Rhodes Hall at Night
Rhodes Hall at night

(Photo by Cornell News Service)

Prior to 1973, much of the research in computer graphics at Cornell was conducted at a GE research facility in Syracuse. Donald Greenberg and students of his would travel to Syracuse to arrive as the normal workday ended, and leave when the machines were needed again the following morning.

The Program of Computer Graphics received its first National Science Foundation grant in the fall of 1973, which enabled Dr. Greenberg to order the first computer graphics equipment. That equipment arrived in January of 1974, and the first lab was set up in Rand Hall on the Cornell Campus.

In 1991, the Program of Computer Graphics moved to the new Engineering and Theory Center Building across campus, now renamed Rhodes Hall as a tribute to Dr. Frank H.T. Rhodes, the former president of Cornell.

Also in 1991, Cornell became one of five universities participating in the new National Science Foundation Science and Technology Center for Computer Graphics and Scientific Visualization. This long-term research center was established by Don Greenberg with four distinguished academic colleagues, and he served as the director of the Center from its inception through July of 1995.

The original mission of the NSF Center, to rebuild the foundations of computer graphics, has become even more important in the nine years since the Center was established. In addition, the center has served as an experimental collaboration among the five universities, linked by full-time video, audio and data connections used for teaching, administration, and research. Our close ties to graphics labs at Brown University, the University of North Carolina at Chapel Hill, the University of Utah, and Caltech have influenced our research and broadened the exposure our graduate and undergraduate students received here at Cornell.

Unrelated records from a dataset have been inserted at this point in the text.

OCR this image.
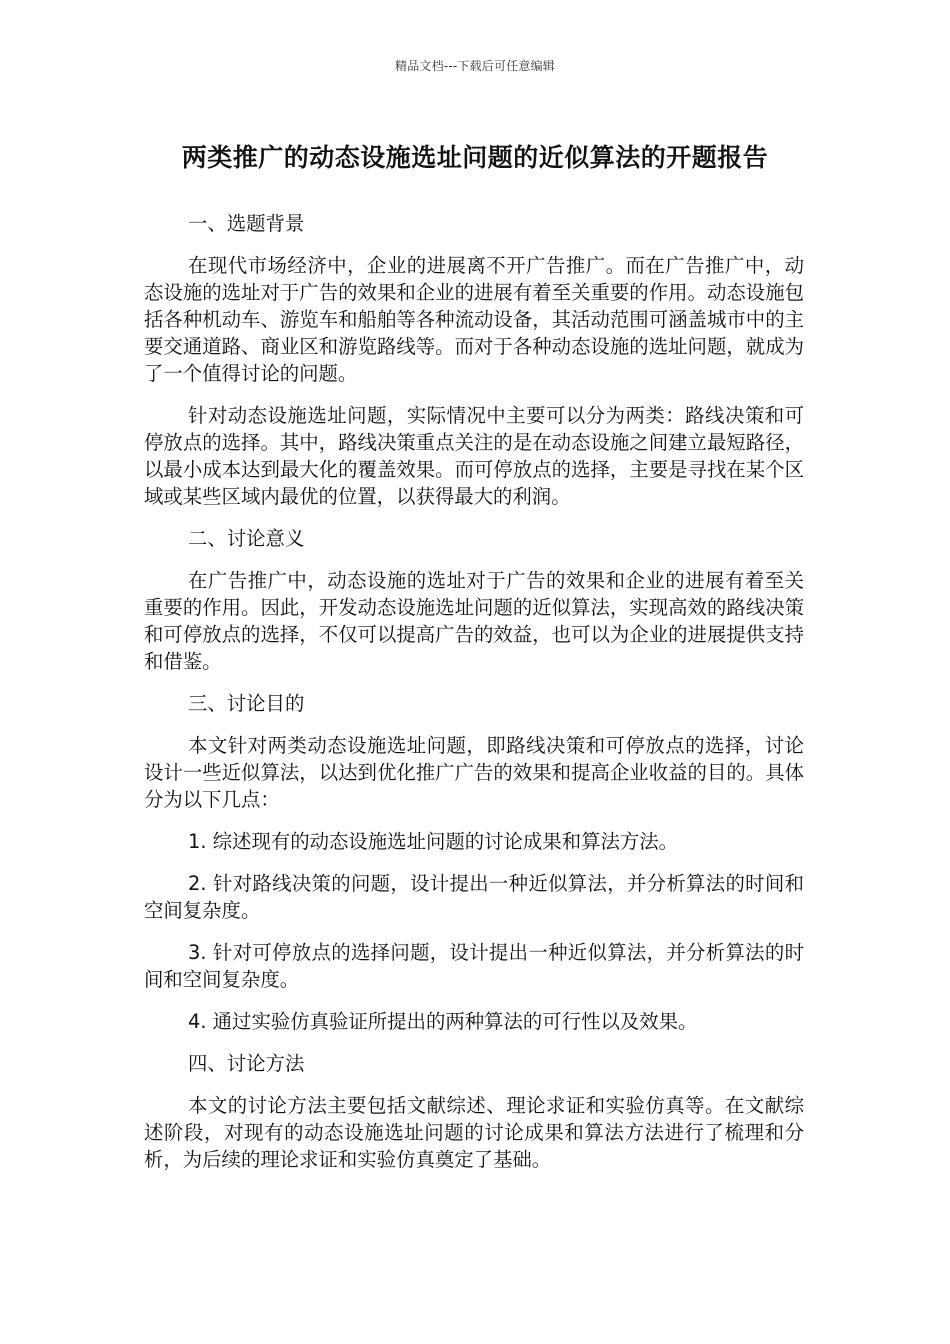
精品文档---下载后可任意编辑
两类推广的动态设施选址问题的近似算法的开题报告

一、选题背景

在现代市场经济中，企业的进展离不开广告推广。而在广告推广中，动态设施的选址对于广告的效果和企业的进展有着至关重要的作用。动态设施包括各种机动车、游览车和船舶等各种流动设备，其活动范围可涵盖城市中的主要交通道路、商业区和游览路线等。而对于各种动态设施的选址问题，就成为了一个值得讨论的问题。

针对动态设施选址问题，实际情况中主要可以分为两类：路线决策和可停放点的选择。其中，路线决策重点关注的是在动态设施之间建立最短路径，以最小成本达到最大化的覆盖效果。而可停放点的选择，主要是寻找在某个区域或某些区域内最优的位置，以获得最大的利润。

二、讨论意义

在广告推广中，动态设施的选址对于广告的效果和企业的进展有着至关重要的作用。因此，开发动态设施选址问题的近似算法，实现高效的路线决策和可停放点的选择，不仅可以提高广告的效益，也可以为企业的进展提供支持和借鉴。

三、讨论目的

本文针对两类动态设施选址问题，即路线决策和可停放点的选择，讨论设计一些近似算法，以达到优化推广广告的效果和提高企业收益的目的。具体分为以下几点：

1. 综述现有的动态设施选址问题的讨论成果和算法方法。

2. 针对路线决策的问题，设计提出一种近似算法，并分析算法的时间和空间复杂度。

3. 针对可停放点的选择问题，设计提出一种近似算法，并分析算法的时间和空间复杂度。

4. 通过实验仿真验证所提出的两种算法的可行性以及效果。

四、讨论方法

本文的讨论方法主要包括文献综述、理论求证和实验仿真等。在文献综述阶段，对现有的动态设施选址问题的讨论成果和算法方法进行了梳理和分析，为后续的理论求证和实验仿真奠定了基础。
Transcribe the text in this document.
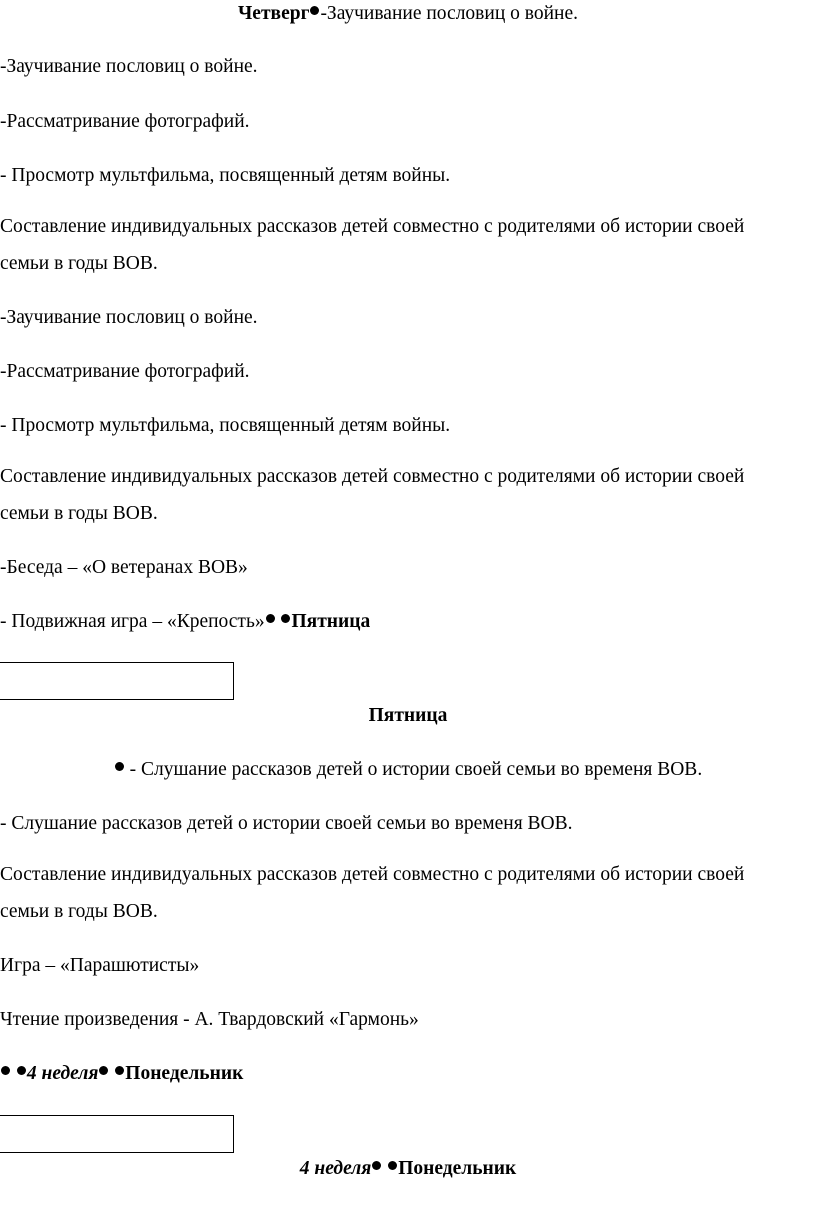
Четверг -Заучивание пословиц о войне.
-Заучивание пословиц о войне.
-Рассматривание фотографий.
- Просмотр мультфильма, посвященный детям войны.
Составление индивидуальных рассказов детей совместно с родителями об истории своей
семьи в годы ВОВ.
-Заучивание пословиц о войне.
-Рассматривание фотографий.
- Просмотр мультфильма, посвященный детям войны.
Составление индивидуальных рассказов детей совместно с родителями об истории своей
семьи в годы ВОВ.
-Беседа – «О ветеранах ВОВ»
- Подвижная игра – «Крепость» Пятница
Пятница
- Слушание рассказов детей о истории своей семьи во временя ВОВ.
- Слушание рассказов детей о истории своей семьи во временя ВОВ.
Составление индивидуальных рассказов детей совместно с родителями об истории своей
семьи в годы ВОВ.
Игра – «Парашютисты»
Чтение произведения - А. Твардовский «Гармонь»
4 неделя Понедельник
4 неделя Понедельник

As a central participant in the new Faculty of Computing and Information Science, the Program of Computer Graphics is actively engaged in interdisciplinary teaching and research across the University. The graduate students based in our lab are pursuing degrees in the fields of Architecture, Computer Science, and Mechanical and Aerospace Engineering, and our Director holds a joint appointment in Computer Science, Architecture, and the Johnson Graduate School of Management.

At the undergraduate level our portfolio of courses includes Interactive Computer Graphics in the Computer Science Department and an innovative Architectural Design Studio. Our ties to the field of architecture go back to the beginning of the lab, and we still find architectural modeling to be one of the most challenging computer graphics applications.